At the same time, Busch encouraged practice owners to consider the impact of climate-related risks on business operations, such as supply chain vulnerabilities and insurance concerns, especially in flood-prone areas such as Florida.

Looking to the future

Busch suggests using venture capital (VC) investments as a crystal ball for predicting industry trends. This type of financing in areas such as biosafety surveillance, reproductive technology, telehealth services, and agricultural robots provide insights into potential growth areas.

Data is going to be another important consideration for practices, he noted, from how it is collected and tracked to how it can be used to inform and aid business decisions. 

Andrew Busch, an economic futurist, consultant, and speaker, anticipates the U.S. economy bottoming out at the end of 2024 after hitting peak growth this year. However, Busch doesn’t foresee a recession, partly because of strong employment numbers.

“Your data has a lot of value.

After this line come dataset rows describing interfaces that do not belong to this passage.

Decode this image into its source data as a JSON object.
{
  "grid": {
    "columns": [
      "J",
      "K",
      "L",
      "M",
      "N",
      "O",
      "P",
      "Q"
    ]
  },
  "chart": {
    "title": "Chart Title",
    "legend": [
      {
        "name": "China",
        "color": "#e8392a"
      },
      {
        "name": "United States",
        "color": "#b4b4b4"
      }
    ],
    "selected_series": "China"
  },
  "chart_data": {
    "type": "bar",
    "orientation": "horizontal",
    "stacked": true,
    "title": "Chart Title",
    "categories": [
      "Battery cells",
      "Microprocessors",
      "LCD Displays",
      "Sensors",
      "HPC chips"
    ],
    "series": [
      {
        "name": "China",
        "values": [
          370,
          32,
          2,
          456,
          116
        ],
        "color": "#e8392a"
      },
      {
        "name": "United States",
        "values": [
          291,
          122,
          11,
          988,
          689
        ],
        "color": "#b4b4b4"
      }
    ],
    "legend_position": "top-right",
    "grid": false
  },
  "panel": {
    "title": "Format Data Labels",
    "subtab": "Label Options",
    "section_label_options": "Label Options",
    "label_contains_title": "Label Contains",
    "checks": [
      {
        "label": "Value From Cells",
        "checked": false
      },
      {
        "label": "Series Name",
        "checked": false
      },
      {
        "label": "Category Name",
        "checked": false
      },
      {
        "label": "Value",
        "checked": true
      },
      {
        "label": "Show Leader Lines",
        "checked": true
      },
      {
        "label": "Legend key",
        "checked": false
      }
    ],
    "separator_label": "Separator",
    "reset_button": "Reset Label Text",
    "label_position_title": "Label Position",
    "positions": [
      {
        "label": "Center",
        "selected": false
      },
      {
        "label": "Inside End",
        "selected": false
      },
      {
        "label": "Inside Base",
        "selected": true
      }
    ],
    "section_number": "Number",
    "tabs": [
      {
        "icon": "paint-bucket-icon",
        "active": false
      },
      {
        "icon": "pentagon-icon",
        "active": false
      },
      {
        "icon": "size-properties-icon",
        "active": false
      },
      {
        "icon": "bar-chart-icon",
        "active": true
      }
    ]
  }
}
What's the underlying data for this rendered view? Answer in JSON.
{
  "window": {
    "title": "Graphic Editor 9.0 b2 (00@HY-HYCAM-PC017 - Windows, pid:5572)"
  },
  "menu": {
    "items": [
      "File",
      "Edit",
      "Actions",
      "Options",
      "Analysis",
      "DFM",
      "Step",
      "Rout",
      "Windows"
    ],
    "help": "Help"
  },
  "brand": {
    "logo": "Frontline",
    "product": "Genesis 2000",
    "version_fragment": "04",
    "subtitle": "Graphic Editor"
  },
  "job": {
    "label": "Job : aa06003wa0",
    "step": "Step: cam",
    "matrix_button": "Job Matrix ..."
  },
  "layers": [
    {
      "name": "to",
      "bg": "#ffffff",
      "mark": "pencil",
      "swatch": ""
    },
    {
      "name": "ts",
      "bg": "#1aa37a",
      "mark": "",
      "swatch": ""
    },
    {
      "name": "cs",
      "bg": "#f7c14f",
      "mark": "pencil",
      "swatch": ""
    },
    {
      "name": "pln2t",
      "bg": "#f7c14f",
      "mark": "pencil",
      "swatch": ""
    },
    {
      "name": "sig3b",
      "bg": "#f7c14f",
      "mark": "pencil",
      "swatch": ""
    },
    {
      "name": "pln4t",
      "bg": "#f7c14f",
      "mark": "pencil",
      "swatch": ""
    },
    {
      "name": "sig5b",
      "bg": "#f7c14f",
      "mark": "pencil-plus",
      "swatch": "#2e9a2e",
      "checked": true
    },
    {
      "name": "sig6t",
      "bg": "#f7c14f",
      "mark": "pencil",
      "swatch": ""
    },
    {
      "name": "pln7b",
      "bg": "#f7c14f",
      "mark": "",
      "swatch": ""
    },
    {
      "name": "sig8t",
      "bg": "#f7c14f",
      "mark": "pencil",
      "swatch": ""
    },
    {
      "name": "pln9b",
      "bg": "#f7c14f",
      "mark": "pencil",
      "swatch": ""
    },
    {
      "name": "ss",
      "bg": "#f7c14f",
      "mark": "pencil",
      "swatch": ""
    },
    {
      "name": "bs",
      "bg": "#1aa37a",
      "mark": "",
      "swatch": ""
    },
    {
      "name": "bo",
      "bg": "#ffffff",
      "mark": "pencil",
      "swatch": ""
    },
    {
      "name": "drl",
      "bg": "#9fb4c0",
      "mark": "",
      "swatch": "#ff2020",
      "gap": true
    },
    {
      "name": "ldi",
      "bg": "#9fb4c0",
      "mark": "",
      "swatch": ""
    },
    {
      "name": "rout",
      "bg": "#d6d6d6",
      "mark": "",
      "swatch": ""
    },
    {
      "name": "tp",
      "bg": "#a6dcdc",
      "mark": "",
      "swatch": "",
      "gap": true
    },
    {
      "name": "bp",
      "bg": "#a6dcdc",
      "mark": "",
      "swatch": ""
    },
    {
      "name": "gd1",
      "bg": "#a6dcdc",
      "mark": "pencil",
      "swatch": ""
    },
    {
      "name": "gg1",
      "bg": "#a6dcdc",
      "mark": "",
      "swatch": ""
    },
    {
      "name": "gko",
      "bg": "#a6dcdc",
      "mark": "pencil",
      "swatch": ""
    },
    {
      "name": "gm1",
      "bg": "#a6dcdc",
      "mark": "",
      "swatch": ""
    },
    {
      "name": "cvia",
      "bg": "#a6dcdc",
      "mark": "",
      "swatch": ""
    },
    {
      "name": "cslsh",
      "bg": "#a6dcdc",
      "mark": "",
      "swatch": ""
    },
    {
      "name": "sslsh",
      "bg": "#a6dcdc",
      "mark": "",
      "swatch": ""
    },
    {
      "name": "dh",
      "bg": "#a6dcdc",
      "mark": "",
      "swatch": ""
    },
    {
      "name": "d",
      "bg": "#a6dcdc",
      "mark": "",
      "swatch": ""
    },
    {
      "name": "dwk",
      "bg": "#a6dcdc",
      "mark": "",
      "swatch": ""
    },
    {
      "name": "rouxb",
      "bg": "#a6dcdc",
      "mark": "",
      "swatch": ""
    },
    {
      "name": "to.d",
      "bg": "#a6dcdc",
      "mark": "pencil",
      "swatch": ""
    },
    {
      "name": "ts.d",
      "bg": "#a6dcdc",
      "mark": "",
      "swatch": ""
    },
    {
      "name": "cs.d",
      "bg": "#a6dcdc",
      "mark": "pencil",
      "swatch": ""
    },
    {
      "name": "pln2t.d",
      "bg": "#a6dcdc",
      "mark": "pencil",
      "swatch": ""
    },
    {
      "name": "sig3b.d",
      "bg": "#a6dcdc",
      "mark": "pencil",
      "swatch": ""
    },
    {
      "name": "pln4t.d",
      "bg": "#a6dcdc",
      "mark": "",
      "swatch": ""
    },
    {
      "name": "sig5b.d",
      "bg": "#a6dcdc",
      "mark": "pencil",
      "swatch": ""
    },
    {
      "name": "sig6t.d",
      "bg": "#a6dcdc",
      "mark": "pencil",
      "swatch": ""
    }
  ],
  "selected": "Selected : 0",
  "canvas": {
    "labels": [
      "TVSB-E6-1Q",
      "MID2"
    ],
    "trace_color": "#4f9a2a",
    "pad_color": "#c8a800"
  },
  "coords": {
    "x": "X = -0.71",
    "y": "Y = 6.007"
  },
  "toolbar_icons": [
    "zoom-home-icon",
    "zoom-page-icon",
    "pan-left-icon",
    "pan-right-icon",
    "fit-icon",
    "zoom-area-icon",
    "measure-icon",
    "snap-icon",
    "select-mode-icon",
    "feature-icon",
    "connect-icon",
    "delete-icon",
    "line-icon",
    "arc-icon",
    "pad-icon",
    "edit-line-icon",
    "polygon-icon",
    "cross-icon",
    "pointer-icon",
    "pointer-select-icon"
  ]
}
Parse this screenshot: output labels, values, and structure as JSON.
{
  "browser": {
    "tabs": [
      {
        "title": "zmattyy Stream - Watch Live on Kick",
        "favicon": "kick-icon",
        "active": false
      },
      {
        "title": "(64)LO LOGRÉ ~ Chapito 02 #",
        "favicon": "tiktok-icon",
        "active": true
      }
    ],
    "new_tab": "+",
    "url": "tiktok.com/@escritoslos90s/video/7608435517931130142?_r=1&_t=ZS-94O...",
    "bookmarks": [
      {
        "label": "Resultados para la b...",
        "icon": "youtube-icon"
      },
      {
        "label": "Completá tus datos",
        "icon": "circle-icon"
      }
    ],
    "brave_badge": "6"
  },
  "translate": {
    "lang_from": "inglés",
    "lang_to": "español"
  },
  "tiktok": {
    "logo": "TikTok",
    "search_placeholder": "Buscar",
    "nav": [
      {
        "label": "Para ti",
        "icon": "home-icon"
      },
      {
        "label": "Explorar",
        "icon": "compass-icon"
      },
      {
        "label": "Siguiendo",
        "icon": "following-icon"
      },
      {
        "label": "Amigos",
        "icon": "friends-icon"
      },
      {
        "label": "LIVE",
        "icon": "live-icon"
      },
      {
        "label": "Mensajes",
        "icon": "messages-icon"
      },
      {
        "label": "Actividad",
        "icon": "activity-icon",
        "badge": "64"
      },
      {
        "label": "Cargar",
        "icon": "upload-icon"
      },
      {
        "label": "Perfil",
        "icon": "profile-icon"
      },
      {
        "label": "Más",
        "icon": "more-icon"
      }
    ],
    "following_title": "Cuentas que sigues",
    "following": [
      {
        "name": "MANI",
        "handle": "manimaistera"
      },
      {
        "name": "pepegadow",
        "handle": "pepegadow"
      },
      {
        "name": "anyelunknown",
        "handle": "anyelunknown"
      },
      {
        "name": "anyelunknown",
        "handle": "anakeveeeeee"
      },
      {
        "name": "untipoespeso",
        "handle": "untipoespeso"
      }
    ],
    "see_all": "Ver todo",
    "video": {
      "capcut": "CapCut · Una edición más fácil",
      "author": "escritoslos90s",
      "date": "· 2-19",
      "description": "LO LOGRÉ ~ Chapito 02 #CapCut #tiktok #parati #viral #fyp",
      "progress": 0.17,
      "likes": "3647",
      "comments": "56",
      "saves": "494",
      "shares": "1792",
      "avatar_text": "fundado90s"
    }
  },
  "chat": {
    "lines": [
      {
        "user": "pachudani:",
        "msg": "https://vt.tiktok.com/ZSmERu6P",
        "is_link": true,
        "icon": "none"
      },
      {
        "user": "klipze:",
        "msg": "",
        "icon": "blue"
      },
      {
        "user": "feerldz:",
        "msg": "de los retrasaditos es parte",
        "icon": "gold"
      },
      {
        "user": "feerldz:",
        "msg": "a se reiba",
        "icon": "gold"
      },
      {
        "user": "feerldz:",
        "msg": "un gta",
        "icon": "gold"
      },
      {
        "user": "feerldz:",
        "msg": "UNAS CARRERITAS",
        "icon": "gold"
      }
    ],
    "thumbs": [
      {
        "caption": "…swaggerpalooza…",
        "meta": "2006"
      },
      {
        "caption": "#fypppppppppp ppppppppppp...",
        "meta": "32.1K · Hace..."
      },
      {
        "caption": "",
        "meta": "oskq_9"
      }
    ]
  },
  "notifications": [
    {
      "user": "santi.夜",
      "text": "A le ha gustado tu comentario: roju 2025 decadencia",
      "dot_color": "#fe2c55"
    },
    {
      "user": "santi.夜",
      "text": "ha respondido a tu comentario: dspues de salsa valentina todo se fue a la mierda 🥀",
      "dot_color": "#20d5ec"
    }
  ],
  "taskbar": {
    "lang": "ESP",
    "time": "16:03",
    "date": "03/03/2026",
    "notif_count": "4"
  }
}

You want it to say in house and learn what clients are telling you about their animals, the drugs they want, when they want, where they are located, and more. This can help you deploy capital and work schedules,” Busch said.

He concluded his presentation with a discussion of artificial intelligence (AI), suggesting the audience approach the emerging technology sensibly, by considering AI’s impact on efficiency, business improvement, and its potential for job displacement.

“Does it make sense for us to engage in AI to become more efficient, to do more to help the business or is it really just going to marginally improve things while causing people to lose jobs?” Busch asked. “That’s the question for the future.”